The Somali and its short haired parent breed, the Abyssinian, are considered by many to be the closest modern descendants of the sacred cats of Ancient Egypt. They certainly resemble many of the ancient bronze sculptures and paintings of cats found in Egyptian tombs––the same body type, shape of face, erect ears, and large almond-shaped eyes. English explorers imported the ancestors of our present-day Abyssinians and Somalis from north Africa to England in the early 1800s. Food shortages and other problems nearly eliminated the breed during World War I and again during World War II. Outcross breedings were used to keep the breed viable, and this may have been when the long hair gene was introduced to the
Many breeding lines of Abys carried the recessive longhair gene for several generations. Although many breeders preferred to deny the fact and hurriedly neutered or got rid of any unwanted long haired kittens, others found the cats extremely attractive. In the 1960's breeders in Canada and the U.S. began seriously breeding Somalis.
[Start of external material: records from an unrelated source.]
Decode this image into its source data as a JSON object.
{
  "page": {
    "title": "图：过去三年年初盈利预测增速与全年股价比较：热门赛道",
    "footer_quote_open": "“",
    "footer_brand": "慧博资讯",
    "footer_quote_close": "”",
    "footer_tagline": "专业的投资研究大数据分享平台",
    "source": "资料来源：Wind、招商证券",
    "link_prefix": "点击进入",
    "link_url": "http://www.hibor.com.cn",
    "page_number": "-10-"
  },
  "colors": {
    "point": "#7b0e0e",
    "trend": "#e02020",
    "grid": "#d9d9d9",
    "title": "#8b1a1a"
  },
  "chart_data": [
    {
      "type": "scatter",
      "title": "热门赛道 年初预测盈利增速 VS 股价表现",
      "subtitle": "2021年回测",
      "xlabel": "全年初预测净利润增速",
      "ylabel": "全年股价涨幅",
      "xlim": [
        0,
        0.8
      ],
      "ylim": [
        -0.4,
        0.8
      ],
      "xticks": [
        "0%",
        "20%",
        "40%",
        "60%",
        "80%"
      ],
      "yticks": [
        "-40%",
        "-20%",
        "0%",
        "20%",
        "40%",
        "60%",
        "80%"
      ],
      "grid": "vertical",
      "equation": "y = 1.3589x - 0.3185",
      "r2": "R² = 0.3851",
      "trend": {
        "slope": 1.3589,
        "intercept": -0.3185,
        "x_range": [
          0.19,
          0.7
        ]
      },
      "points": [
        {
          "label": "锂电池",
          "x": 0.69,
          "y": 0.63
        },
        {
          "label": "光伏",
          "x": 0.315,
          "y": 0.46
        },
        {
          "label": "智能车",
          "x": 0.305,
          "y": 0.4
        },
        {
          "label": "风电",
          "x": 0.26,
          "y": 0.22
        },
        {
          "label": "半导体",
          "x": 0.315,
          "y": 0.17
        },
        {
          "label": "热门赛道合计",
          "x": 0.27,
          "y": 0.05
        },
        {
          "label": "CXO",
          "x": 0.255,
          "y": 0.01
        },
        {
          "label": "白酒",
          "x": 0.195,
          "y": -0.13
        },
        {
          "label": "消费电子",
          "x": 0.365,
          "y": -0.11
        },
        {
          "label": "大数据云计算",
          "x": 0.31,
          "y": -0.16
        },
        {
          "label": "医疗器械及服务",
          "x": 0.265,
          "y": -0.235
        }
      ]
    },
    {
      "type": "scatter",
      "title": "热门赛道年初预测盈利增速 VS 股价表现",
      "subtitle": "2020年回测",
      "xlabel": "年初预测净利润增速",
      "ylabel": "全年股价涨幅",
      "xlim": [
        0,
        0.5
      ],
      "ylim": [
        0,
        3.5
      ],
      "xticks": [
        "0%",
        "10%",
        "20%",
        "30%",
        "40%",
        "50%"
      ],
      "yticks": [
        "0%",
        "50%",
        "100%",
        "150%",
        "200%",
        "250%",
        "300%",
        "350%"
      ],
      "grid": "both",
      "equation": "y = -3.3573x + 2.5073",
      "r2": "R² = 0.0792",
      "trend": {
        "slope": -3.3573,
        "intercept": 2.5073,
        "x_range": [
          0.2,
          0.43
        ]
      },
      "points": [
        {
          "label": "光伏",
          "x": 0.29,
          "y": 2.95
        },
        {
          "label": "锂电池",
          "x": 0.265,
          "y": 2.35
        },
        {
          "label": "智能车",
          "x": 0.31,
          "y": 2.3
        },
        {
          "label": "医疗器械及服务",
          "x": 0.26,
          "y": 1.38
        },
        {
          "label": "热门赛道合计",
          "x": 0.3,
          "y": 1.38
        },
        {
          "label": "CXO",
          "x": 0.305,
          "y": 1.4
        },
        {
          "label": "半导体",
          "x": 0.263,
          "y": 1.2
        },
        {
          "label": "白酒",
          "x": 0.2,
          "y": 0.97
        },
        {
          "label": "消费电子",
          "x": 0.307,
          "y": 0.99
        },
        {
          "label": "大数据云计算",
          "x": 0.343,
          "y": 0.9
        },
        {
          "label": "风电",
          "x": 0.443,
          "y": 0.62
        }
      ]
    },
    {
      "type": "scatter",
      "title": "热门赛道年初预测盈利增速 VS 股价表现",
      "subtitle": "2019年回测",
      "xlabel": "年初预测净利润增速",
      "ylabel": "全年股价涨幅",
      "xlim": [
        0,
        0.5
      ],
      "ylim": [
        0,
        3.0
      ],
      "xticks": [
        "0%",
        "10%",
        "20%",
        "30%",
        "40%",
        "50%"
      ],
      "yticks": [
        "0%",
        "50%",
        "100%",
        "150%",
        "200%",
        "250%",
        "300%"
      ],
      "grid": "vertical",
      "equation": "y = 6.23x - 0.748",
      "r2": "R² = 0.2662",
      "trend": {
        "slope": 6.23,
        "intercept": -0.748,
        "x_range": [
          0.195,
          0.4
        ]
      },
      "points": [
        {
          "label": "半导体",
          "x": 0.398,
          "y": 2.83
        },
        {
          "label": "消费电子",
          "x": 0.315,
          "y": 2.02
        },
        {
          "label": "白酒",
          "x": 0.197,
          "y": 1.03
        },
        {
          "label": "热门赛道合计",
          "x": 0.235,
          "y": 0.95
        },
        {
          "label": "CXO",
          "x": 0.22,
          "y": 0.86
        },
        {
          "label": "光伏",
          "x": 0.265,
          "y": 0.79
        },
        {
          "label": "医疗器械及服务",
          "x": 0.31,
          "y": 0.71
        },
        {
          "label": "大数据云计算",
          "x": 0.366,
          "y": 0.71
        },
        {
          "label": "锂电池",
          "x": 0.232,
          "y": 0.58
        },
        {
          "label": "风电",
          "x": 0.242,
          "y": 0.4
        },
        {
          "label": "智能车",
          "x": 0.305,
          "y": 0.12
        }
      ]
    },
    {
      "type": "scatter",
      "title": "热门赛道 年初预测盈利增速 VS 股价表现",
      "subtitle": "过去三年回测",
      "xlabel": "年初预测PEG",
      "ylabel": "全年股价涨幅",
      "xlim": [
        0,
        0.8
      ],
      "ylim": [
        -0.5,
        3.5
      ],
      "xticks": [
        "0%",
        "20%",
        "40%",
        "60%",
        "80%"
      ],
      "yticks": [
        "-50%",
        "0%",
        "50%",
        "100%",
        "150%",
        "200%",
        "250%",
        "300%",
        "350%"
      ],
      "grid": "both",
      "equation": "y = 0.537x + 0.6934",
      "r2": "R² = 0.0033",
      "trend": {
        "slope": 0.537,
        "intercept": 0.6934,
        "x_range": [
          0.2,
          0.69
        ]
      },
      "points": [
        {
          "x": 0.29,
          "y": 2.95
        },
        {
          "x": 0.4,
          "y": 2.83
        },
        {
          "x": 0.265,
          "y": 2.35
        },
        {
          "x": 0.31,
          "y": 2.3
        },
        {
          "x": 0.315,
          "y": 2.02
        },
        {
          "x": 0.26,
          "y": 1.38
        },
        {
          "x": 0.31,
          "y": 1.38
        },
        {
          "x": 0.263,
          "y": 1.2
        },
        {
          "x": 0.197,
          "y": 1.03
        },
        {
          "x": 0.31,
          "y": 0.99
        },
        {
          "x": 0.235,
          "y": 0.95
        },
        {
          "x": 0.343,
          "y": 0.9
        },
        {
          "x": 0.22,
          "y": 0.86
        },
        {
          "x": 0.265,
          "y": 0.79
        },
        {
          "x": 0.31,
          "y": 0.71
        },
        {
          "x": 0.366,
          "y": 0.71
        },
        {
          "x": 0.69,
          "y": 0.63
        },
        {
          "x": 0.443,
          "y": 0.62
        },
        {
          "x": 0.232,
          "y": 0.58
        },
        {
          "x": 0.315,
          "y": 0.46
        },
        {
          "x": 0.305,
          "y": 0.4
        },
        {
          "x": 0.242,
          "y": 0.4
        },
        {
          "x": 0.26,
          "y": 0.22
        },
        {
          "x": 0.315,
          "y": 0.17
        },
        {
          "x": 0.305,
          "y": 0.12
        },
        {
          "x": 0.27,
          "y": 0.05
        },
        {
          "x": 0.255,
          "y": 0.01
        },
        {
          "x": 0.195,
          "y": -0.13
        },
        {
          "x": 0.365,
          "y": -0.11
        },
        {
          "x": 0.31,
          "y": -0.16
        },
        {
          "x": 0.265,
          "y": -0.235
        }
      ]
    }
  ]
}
Evelyn Mague was an early breeder who persisted in showing the longhairs and finally won their official acceptance by the Cat Fanciers Association in 1979. She had the unique honor of naming the breed which she did with a bit of ironic humor. Since some Aby breeders considered the new longhaired Abys as interlopers, she chose the name Somali because the ancient nation of Somalia shares a border with ancient Abyssinia. Thus, she likened the difference between the breeds to the borders between Somalia and Abyssinia––as man made.
A Breed Is Born
Somali cats like to be around people. They are alert and lively and constantly involved in their human’s activities. If you want a cat that goes off and leaves you alone, Somali cats are not for you! They have a naturally happy disposition, much like most dogs. Given the opportunity, many of them will lick your face and learn to retrieve toys and play other games. Somalis are intelligent, learn quickly, remember remarkably well, and stay playful throughout adulthood. They crave attention and want to stay near their human companions at all times, soliciting nuzzles and pats. They integrate readily with other animals, but since they are so outgoing, they tend to want to “run the show.” This usually isn’t much of a problem since their leadership soon brings out the playful nature of their companions as well.